Prevention Bundle Halves Rate of Surgical Site Infections, Study Suggests

Troy Brown, RN

May 18, 2018

Posthysterectomy surgical site infections (SSIs) fell by more than half after a hospital implemented a seven-step surgical site bundle, new data show.

A multidisciplinary steering committee was formed at the Yale New Haven Hospital when it became clear the institution had a higher-than-expected rate of posthysterectomy SSIs. "Before formation of the committee, individual groups had piloted single interventions for [SSI] prevention.... Nevertheless, these interventions had yielded disappointing results because of inconsistency of education, adherence, and monitoring processes," the researchers write.

Therefore, the committee developed and introduced the multipart bundle to reduce infection rates, with implementation occurring in a step-wise fashion. The bundle included chlorhexidine-impregnated preoperative wipes that were given to patients before surgery; standardized aseptic surgical preparation of the abdomen, vagina, and perineum; standardized antibiotic dosing before and during surgery; maintenance of intraoperative normothermia; surgical dressing maintenance 24 to 48 hours postoperatively; and the provision of direct feedback from peers to physicians and other staff when the protocol was breached.

Hospital staff were educated about the bundle before its implementation.

Sarah E. Andiman, MD, from the Department of Obstetrics, Gynecology and Reproductive Sciences at Yale School of Medicine and Hospital Epidemiology and Infection Control and Perioperative Services and Patient Safety at Yale New Haven Hospital in Connecticut, and colleagues conducted a retrospective analysis of the bundle's effect, analyzing infection rates before and after implementation. They report their findings in an article published online May 7 in Obstetrics & Gynecology.

Of 2099 hysterectomies performed during the 33-month study period, there were 61 SSIs (4.51%; 61 of 1352 surgeries) that occurred before implementation of the full bundle and 14 (1.87%; 14 of 747) that occurred after implementation. Superficial SSI, the most common type of SSI, fell from 2.1% to 0.8% after implementation of the full bundle (P = .02).

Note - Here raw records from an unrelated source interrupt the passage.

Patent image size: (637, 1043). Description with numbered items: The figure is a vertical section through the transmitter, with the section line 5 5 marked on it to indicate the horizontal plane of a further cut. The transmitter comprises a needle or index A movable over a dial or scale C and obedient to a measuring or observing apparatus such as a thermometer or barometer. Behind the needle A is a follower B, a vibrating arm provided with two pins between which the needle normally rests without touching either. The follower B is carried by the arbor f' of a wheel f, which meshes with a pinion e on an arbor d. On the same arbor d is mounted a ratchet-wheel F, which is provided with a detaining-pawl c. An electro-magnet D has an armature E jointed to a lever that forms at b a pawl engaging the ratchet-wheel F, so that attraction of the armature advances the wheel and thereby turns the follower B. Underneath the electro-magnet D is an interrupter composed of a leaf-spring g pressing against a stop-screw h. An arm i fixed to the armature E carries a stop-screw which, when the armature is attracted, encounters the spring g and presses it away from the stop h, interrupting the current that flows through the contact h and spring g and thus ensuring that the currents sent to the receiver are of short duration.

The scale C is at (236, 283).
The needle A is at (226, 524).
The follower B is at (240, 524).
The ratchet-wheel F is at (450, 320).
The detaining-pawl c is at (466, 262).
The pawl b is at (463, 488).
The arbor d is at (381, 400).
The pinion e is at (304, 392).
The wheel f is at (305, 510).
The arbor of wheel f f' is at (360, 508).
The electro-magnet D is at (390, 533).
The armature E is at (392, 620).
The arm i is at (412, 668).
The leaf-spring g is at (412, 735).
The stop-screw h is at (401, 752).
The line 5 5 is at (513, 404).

After adjustment for patient clinical characteristics, patients were significantly less likely to develop SSI after implementation of the full bundle (adjusted odds ratio, 0.46; 95% confidence interval, 0.25 - 0.82; P = .01).

"Additional multivariable regression models to assess individual bundle components showed no statistically significant difference in risk for [SSI] associated with maintenance of intraoperative normothermia, antibiotic standardization, or direct feedback," the researchers explain.

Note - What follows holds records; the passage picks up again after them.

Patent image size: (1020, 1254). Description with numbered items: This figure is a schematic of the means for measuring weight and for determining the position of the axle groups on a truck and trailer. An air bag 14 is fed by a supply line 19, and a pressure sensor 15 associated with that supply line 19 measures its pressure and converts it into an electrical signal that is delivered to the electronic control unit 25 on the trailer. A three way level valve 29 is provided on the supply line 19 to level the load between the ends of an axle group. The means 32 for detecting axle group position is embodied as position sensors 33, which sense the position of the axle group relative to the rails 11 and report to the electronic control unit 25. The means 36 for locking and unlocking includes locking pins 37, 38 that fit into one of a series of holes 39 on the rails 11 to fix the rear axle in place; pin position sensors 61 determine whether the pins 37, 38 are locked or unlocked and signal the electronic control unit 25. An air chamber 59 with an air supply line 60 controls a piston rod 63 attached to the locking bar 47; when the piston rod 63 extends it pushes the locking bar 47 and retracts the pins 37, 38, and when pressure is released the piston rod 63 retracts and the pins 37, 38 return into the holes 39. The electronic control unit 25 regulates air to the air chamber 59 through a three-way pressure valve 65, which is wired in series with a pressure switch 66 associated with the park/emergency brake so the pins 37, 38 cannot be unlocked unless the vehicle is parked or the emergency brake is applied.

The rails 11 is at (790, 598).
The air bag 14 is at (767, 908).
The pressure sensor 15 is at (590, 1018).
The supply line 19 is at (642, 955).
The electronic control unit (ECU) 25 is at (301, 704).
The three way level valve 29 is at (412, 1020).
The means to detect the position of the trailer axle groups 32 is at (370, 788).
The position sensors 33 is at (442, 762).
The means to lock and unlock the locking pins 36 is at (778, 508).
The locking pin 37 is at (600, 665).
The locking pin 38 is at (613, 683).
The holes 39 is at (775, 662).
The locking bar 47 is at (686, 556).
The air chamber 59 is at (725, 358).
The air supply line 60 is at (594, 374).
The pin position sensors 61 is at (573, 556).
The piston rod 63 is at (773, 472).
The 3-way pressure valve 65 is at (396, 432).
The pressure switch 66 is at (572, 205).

Postoperative days of hospital stay (adjusted mean ratio, 0.95; 95% confidence interval [CI], 0.90 - 1.01; P = .09) and rate of readmission for an SSI-specific indication (adjusted odds ratio, 2.65; 95% CI, 0.90 - 7.81; P = .08) did not differ significantly in an adjusted model.

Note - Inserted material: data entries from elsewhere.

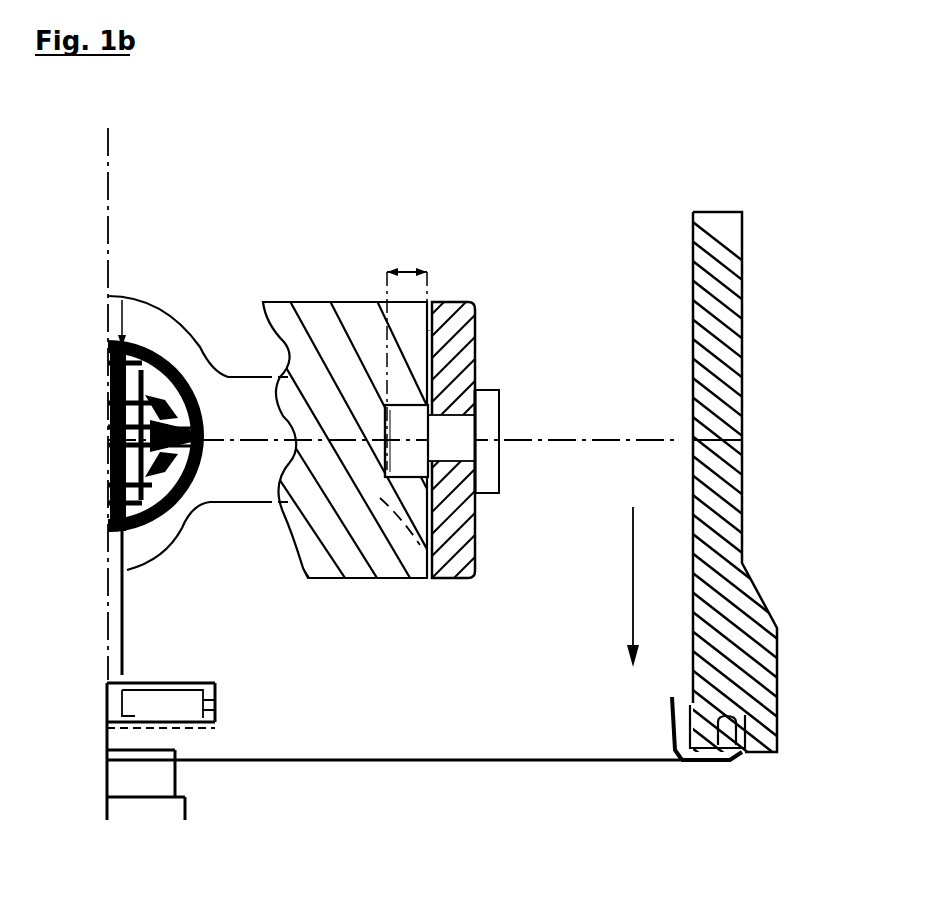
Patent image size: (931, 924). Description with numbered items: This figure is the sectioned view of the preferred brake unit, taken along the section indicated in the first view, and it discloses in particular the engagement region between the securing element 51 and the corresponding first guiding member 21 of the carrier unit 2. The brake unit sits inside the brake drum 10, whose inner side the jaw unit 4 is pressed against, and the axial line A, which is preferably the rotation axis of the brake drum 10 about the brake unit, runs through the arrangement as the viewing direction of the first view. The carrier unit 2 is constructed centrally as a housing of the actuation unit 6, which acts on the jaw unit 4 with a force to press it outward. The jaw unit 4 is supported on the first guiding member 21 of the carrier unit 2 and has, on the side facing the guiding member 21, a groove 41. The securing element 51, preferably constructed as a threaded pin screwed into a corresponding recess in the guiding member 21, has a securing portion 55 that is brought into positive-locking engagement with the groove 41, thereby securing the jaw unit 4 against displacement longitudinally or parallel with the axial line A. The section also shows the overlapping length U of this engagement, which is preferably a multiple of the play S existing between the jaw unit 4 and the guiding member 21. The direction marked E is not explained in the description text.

The axial line A is at (108, 205).
The carrier unit 2 is at (175, 313).
The jaw unit 4 is at (380, 563).
The actuation unit 6 is at (160, 483).
The brake drum 10 is at (740, 308).
The first guiding member 21 is at (477, 303).
The groove 41 is at (385, 400).
The securing element 51 is at (492, 455).
The securing portion 55 is at (410, 455).
The overlapping length U is at (412, 265).
The play S is at (443, 303).
The insertion direction E is at (633, 587).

Feedback to physicians is an important but sometimes challenging component of the bundle, Nancy C. Chescheir, MD, editor-in-chief, Obstetrics & Gynecology, said in a journal podcast.

When done well, with data and reasons for the changes being made, feedback can foster teamwork and improve physician buy-in.

"[W]e all know there are going to be exceptions to the protocol.... But those exceptions to the rule sometimes help us make the rules better so that they're more inclusive when there's common outliers. There's a lot of room for individual physician judgment in taking care of patients, and there always will be,"' Cheshire said.

Study limitations included data collection challenges such as medical record system changes that occurred during implementation of the first bundle components, which made data comparison before and after the bundle implementation difficult. The researchers were also unable to collect data on outpatient encounters or hospital readmissions for SSIs that occurred outside the health system being studied. In addition, certain socioeconomic and preoperative health variables, as well as operative variables such as surgeon experience level, were unavailable; therefore, the overall generalizability of the findings is unclear.

"Although additional analyses are needed to further elucidate the relationships among adherence rates, specific bundle components, hysterectomy routes, length of hospital stay, and [SSI] reduction and overall surgical costs, we believe that a multidisciplinary, gynecology-specific approach to implementation and maintenance of the [SSI] prevention bundle serves patients well and will become a mainstay of gynecologic surgical care," the authors conclude.

One coauthor has served as a consultant and scientific advisory board member to 3M, which markets patient warming devices. He does not consult for 3M on patient warming issues. He is also a consultant to, and received research and travel support from, Diversey Healthcare, GOJO Industries, PDI, and Sodexo. The other authors have disclosed no relevant financial relationships.